Jenny Radke, a Broadway and television actress, was never big on joining health clubs or taking fitness classes. With a background in dance, she has long known how to keep herself fit.
But the new Life Time health club in Lower Manhattan won her over with its Kids Academy, a 10,000-square-foot space where she can drop off her 19-month-old daughter for puzzles and other developmental activities while she does Pilates, jogs on the treadmill and winds down with a hydromassage.
“She has a little yoga mat and can do what Mommy is doing,” said Mrs. Radke, known professionally as Jenny Laroche. “I get in some ‘me’ time.”

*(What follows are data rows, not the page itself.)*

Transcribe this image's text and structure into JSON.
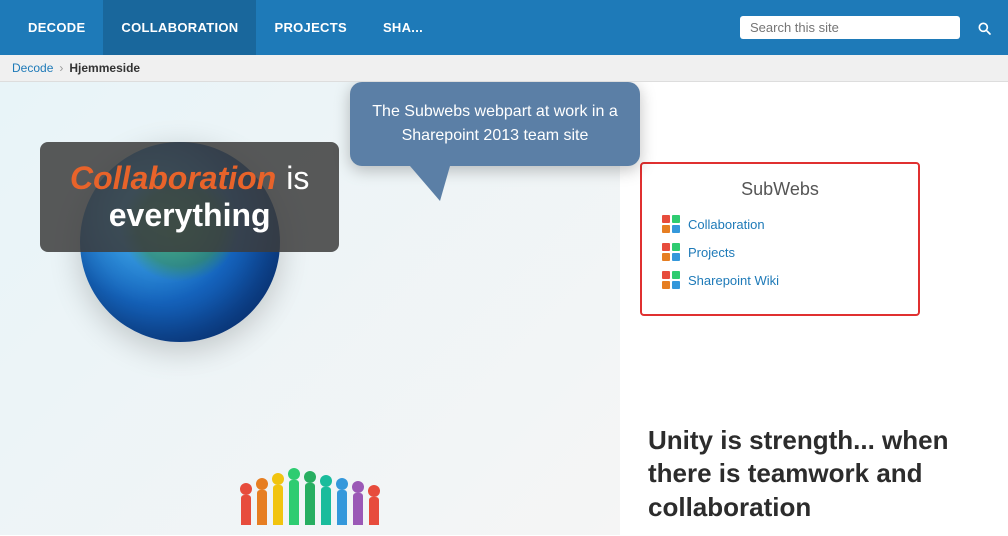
{
  "nav": {
    "items": [
      {
        "label": "DECODE",
        "id": "decode"
      },
      {
        "label": "COLLABORATION",
        "id": "collaboration",
        "active": true
      },
      {
        "label": "PROJECTS",
        "id": "projects"
      },
      {
        "label": "SHA...",
        "id": "sha"
      }
    ]
  },
  "search": {
    "placeholder": "Search this site",
    "label": "Search this site"
  },
  "breadcrumb": {
    "parent": "Decode",
    "current": "Hjemmeside"
  },
  "tooltip": {
    "text": "The Subwebs webpart at work in a Sharepoint 2013 team site"
  },
  "subwebs": {
    "title": "SubWebs",
    "links": [
      {
        "label": "Collaboration",
        "colors": [
          "#e74c3c",
          "#2ecc71",
          "#e67e22",
          "#3498db"
        ]
      },
      {
        "label": "Projects",
        "colors": [
          "#e74c3c",
          "#2ecc71",
          "#e67e22",
          "#3498db"
        ]
      },
      {
        "label": "Sharepoint Wiki",
        "colors": [
          "#e74c3c",
          "#2ecc71",
          "#e67e22",
          "#3498db"
        ]
      }
    ]
  },
  "hero": {
    "line1_colored": "Collaboration",
    "line1_rest": " is",
    "line2": "everything"
  },
  "quote": {
    "text": "Unity is strength... when there is teamwork and collaboration"
  }
}
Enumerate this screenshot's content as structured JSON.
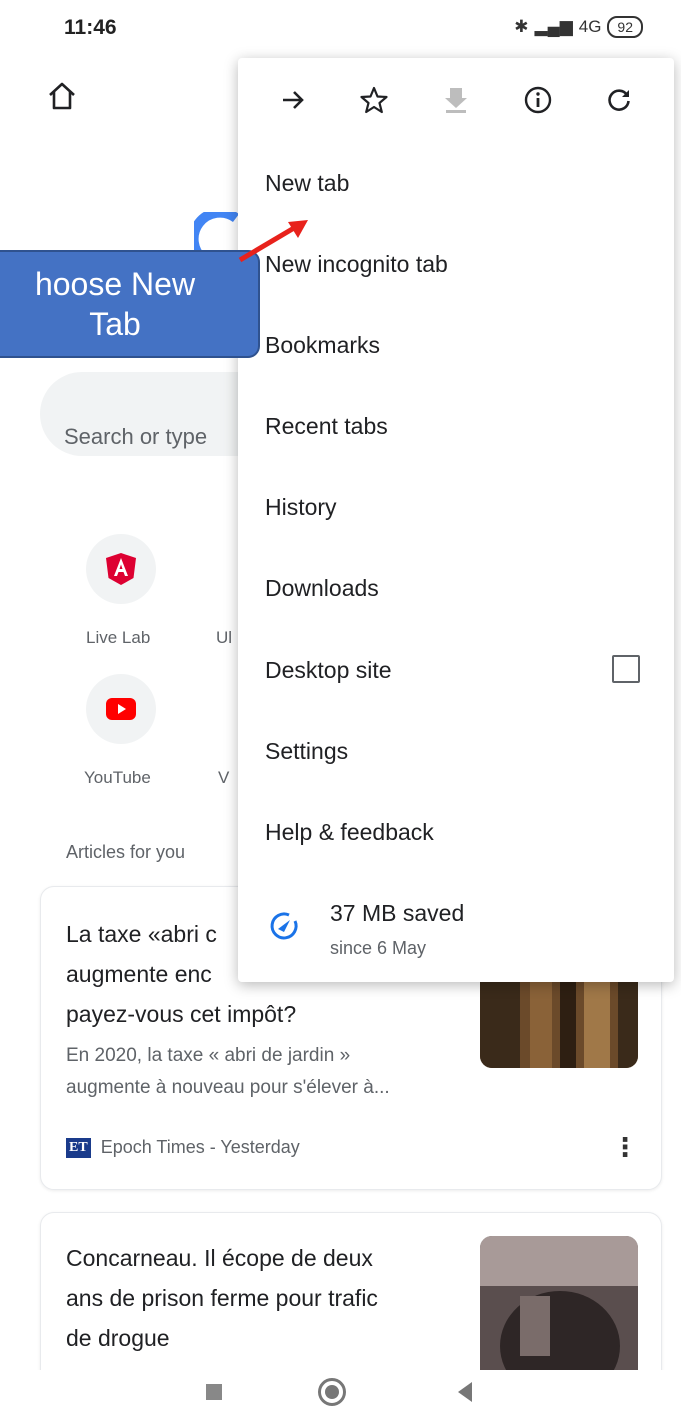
{
  "status_bar": {
    "time": "11:46",
    "network": "4G",
    "battery": "92"
  },
  "search": {
    "placeholder": "Search or type"
  },
  "tiles": [
    {
      "label": "Live Lab",
      "icon": "angular-icon"
    },
    {
      "label": "Ul",
      "icon": ""
    },
    {
      "label": "YouTube",
      "icon": "youtube-icon"
    },
    {
      "label": "V",
      "icon": ""
    }
  ],
  "articles_label": "Articles for you",
  "articles": [
    {
      "title_lines": [
        "La taxe «abri c",
        "augmente enc",
        "payez-vous cet impôt?"
      ],
      "snippet_lines": [
        "En 2020, la taxe « abri de jardin »",
        "augmente à nouveau pour s'élever à..."
      ],
      "source_logo": "ET",
      "source": "Epoch Times - Yesterday"
    },
    {
      "title_lines": [
        "Concarneau. Il écope de deux",
        "ans de prison ferme pour trafic",
        "de drogue"
      ]
    }
  ],
  "menu": {
    "toolbar": [
      "forward-icon",
      "star-icon",
      "download-icon",
      "info-icon",
      "refresh-icon"
    ],
    "items": [
      "New tab",
      "New incognito tab",
      "Bookmarks",
      "Recent tabs",
      "History",
      "Downloads",
      "Desktop site",
      "Settings",
      "Help & feedback"
    ],
    "data_saved": {
      "title": "37 MB saved",
      "subtitle": "since 6 May"
    }
  },
  "callout": {
    "line1": "hoose New",
    "line2": "Tab"
  },
  "colors": {
    "callout": "#4472c4",
    "arrow": "#e8221c",
    "google_blue": "#4285f4",
    "youtube_red": "#ff0000",
    "angular_red": "#dd0031"
  }
}
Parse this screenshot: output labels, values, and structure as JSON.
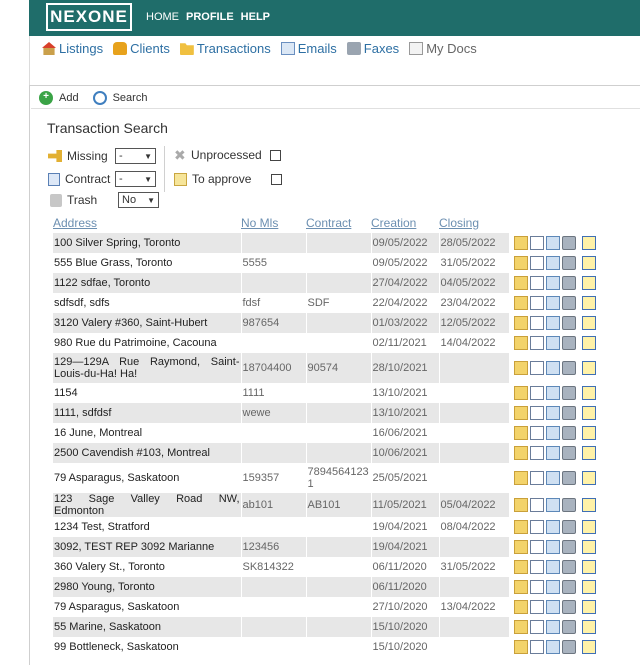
{
  "brand": "NEXONE",
  "topnav": [
    "HOME",
    "PROFILE",
    "HELP"
  ],
  "subnav": [
    {
      "label": "Listings",
      "icon": "house-icon"
    },
    {
      "label": "Clients",
      "icon": "clients-icon"
    },
    {
      "label": "Transactions",
      "icon": "folder-icon"
    },
    {
      "label": "Emails",
      "icon": "mail-icon"
    },
    {
      "label": "Faxes",
      "icon": "fax-icon"
    },
    {
      "label": "My Docs",
      "icon": "docs-icon"
    }
  ],
  "toolbar": {
    "add": "Add",
    "search": "Search"
  },
  "title": "Transaction Search",
  "filters": {
    "missing_label": "Missing",
    "missing_value": "-",
    "contract_label": "Contract",
    "contract_value": "-",
    "trash_label": "Trash",
    "trash_value": "No",
    "unprocessed_label": "Unprocessed",
    "approve_label": "To approve"
  },
  "columns": [
    "Address",
    "No Mls",
    "Contract",
    "Creation",
    "Closing"
  ],
  "rows": [
    {
      "address": "100 Silver Spring, Toronto",
      "mls": "",
      "contract": "",
      "creation": "09/05/2022",
      "closing": "28/05/2022"
    },
    {
      "address": "555 Blue Grass, Toronto",
      "mls": "5555",
      "contract": "",
      "creation": "09/05/2022",
      "closing": "31/05/2022"
    },
    {
      "address": "1122 sdfae, Toronto",
      "mls": "",
      "contract": "",
      "creation": "27/04/2022",
      "closing": "04/05/2022"
    },
    {
      "address": "sdfsdf, sdfs",
      "mls": "fdsf",
      "contract": "SDF",
      "creation": "22/04/2022",
      "closing": "23/04/2022"
    },
    {
      "address": "3120 Valery #360, Saint-Hubert",
      "mls": "987654",
      "contract": "",
      "creation": "01/03/2022",
      "closing": "12/05/2022"
    },
    {
      "address": "980 Rue du Patrimoine, Cacouna",
      "mls": "",
      "contract": "",
      "creation": "02/11/2021",
      "closing": "14/04/2022"
    },
    {
      "address": "129—129A Rue Raymond, Saint-Louis-du-Ha! Ha!",
      "mls": "18704400",
      "contract": "90574",
      "creation": "28/10/2021",
      "closing": ""
    },
    {
      "address": "1154",
      "mls": "1111",
      "contract": "",
      "creation": "13/10/2021",
      "closing": ""
    },
    {
      "address": "1111, sdfdsf",
      "mls": "wewe",
      "contract": "",
      "creation": "13/10/2021",
      "closing": ""
    },
    {
      "address": "16 June, Montreal",
      "mls": "",
      "contract": "",
      "creation": "16/06/2021",
      "closing": ""
    },
    {
      "address": "2500 Cavendish #103, Montreal",
      "mls": "",
      "contract": "",
      "creation": "10/06/2021",
      "closing": ""
    },
    {
      "address": "79 Asparagus, Saskatoon",
      "mls": "159357",
      "contract": "78945641231",
      "creation": "25/05/2021",
      "closing": ""
    },
    {
      "address": "123 Sage Valley Road NW, Edmonton",
      "mls": "ab101",
      "contract": "AB101",
      "creation": "11/05/2021",
      "closing": "05/04/2022"
    },
    {
      "address": "1234 Test, Stratford",
      "mls": "",
      "contract": "",
      "creation": "19/04/2021",
      "closing": "08/04/2022"
    },
    {
      "address": "3092, TEST REP 3092 Marianne",
      "mls": "123456",
      "contract": "",
      "creation": "19/04/2021",
      "closing": ""
    },
    {
      "address": "360 Valery St., Toronto",
      "mls": "SK814322",
      "contract": "",
      "creation": "06/11/2020",
      "closing": "31/05/2022"
    },
    {
      "address": "2980 Young, Toronto",
      "mls": "",
      "contract": "",
      "creation": "06/11/2020",
      "closing": ""
    },
    {
      "address": "79 Asparagus, Saskatoon",
      "mls": "",
      "contract": "",
      "creation": "27/10/2020",
      "closing": "13/04/2022"
    },
    {
      "address": "55 Marine, Saskatoon",
      "mls": "",
      "contract": "",
      "creation": "15/10/2020",
      "closing": ""
    },
    {
      "address": "99 Bottleneck, Saskatoon",
      "mls": "",
      "contract": "",
      "creation": "15/10/2020",
      "closing": ""
    }
  ],
  "colors": {
    "topbar": "#1f6d6a",
    "link": "#2d6fa3",
    "row_alt": "#e7e7e7"
  }
}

As people return to in-person activities with the loosening of coronavirus pandemic restrictions and a fall in reported Covid cases from last year, they are making a beeline for the gym, eager to shed extra pounds they gained during lockdowns. And the $32 billion U.S. fitness industry is greeting them with some new tricks.
Monthly visits to gyms from March through August rose more than 18 percent from the same period in 2019, according to data from Placer.ai, which tracks retail foot traffic. New memberships also increased, with sales per square foot at gyms up 34 percent in August from a year earlier and almost on a par with 2019, said Mark Sigal, chief executive of Datex Property Solutions, a software company that tracks retail properties.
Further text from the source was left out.